A newly discovered object, possibly a "cousin" of Pluto, appears to be orbiting the far edge of the Solar System.
According to a study recently submitted to arXiv.org on May 21, the object named 2017 OF201 - a dwarf planet candidate - is moving in a super-wide elliptical orbit, with the Sun lying completely to one side.
The object's path is different from other large distant celestial bodies and could challenge theories about the existence of an undiscovered giant planet in the Solar System.

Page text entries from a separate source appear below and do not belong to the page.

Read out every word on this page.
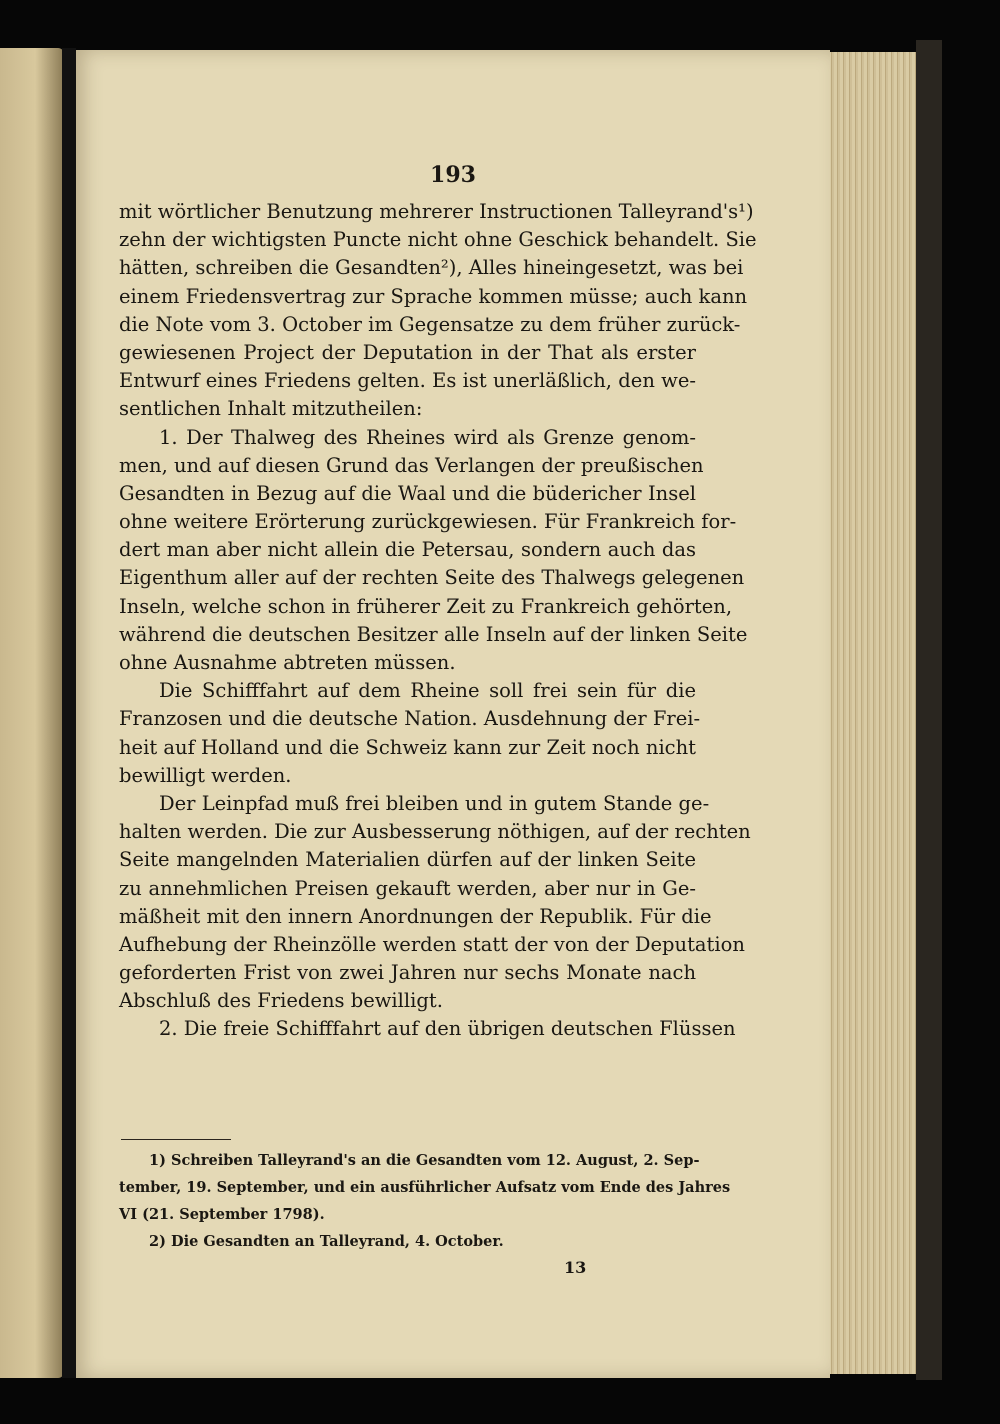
193
mit wörtlicher Benutzung mehrerer Instructionen Talleyrand's¹)
zehn der wichtigsten Puncte nicht ohne Geschick behandelt. Sie
hätten, schreiben die Gesandten²), Alles hineingesetzt, was bei
einem Friedensvertrag zur Sprache kommen müsse; auch kann
die Note vom 3. October im Gegensatze zu dem früher zurück-
gewiesenen Project der Deputation in der That als erster
Entwurf eines Friedens gelten. Es ist unerläßlich, den we-
sentlichen Inhalt mitzutheilen:
1. Der Thalweg des Rheines wird als Grenze genom-
men, und auf diesen Grund das Verlangen der preußischen
Gesandten in Bezug auf die Waal und die büdericher Insel
ohne weitere Erörterung zurückgewiesen. Für Frankreich for-
dert man aber nicht allein die Petersau, sondern auch das
Eigenthum aller auf der rechten Seite des Thalwegs gelegenen
Inseln, welche schon in früherer Zeit zu Frankreich gehörten,
während die deutschen Besitzer alle Inseln auf der linken Seite
ohne Ausnahme abtreten müssen.
Die Schifffahrt auf dem Rheine soll frei sein für die
Franzosen und die deutsche Nation. Ausdehnung der Frei-
heit auf Holland und die Schweiz kann zur Zeit noch nicht
bewilligt werden.
Der Leinpfad muß frei bleiben und in gutem Stande ge-
halten werden. Die zur Ausbesserung nöthigen, auf der rechten
Seite mangelnden Materialien dürfen auf der linken Seite
zu annehmlichen Preisen gekauft werden, aber nur in Ge-
mäßheit mit den innern Anordnungen der Republik. Für die
Aufhebung der Rheinzölle werden statt der von der Deputation
geforderten Frist von zwei Jahren nur sechs Monate nach
Abschluß des Friedens bewilligt.
2. Die freie Schifffahrt auf den übrigen deutschen Flüssen
1) Schreiben Talleyrand's an die Gesandten vom 12. August, 2. Sep-
tember, 19. September, und ein ausführlicher Aufsatz vom Ende des Jahres
VI (21. September 1798).
2) Die Gesandten an Talleyrand, 4. October.
13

For about a decade, scientists have been searching for a planet beyond Pluto, which was reclassified as a dwarf planet in 2006. The gravitational pull of this unknown giant planet — often called Planet Nine or Planet X — could explain why so many distant objects orbit in seemingly the same direction.
“The orbits should be randomly oriented,” said astronomer Chad Trujillo of Northern Arizona University, who was not involved in the study. “So why are they tilted to one side?”
In their search for Planet Nine, astrophysicist Sihao Cheng of the Institute for Advanced Study in Princeton, New Jersey, and his colleagues combed through publicly available data from multiple telescopes. Instead of finding an actual planet, the team found 2017 OF201 in 19 images taken between 2011 and 2018.
Based on the position and speed of movement recorded over many years, researchers determined that this object has a very wide orbit: the farthest point is about 245 billion km from the Sun (more than 1,600 times the distance between Earth and the Sun), the closest point is about 7 billion km (45 times the distance between Earth and the Sun). One rotation around the Sun lasts more than 24,000 years.
The team estimates that 2017 OF201 has a diameter of about 700 km and a mass similar to Earth's Moon.
That size is large enough that its own gravity would cause the surface to become rounded—a criterion for being classified as a dwarf planet, Cheng said. However, scientists are still gathering more data to confirm this estimate.
However, 2017 OF201's orbit is not consistent with the orbits that have been cited to support Planet Nine's existence. “Its orientation is probably 90 degrees off from the cluster,” Cheng said.
Recent simulations of a Planet Nine orbit show that the path of 2017 OF201 does not fit the hypothesis. However, this finding does not completely disprove the possibility of the mysterious planet's existence.
According to Trujillo, “many hypothetical orbits for Planet X have been proposed. If this object does not fit into a certain model, then nothing can be concluded.”
Cheng agrees and says he is continuing simulations to test whether 2017 OF201's orbit is stable and to see if its orbit is affected by undiscovered planetary paths./.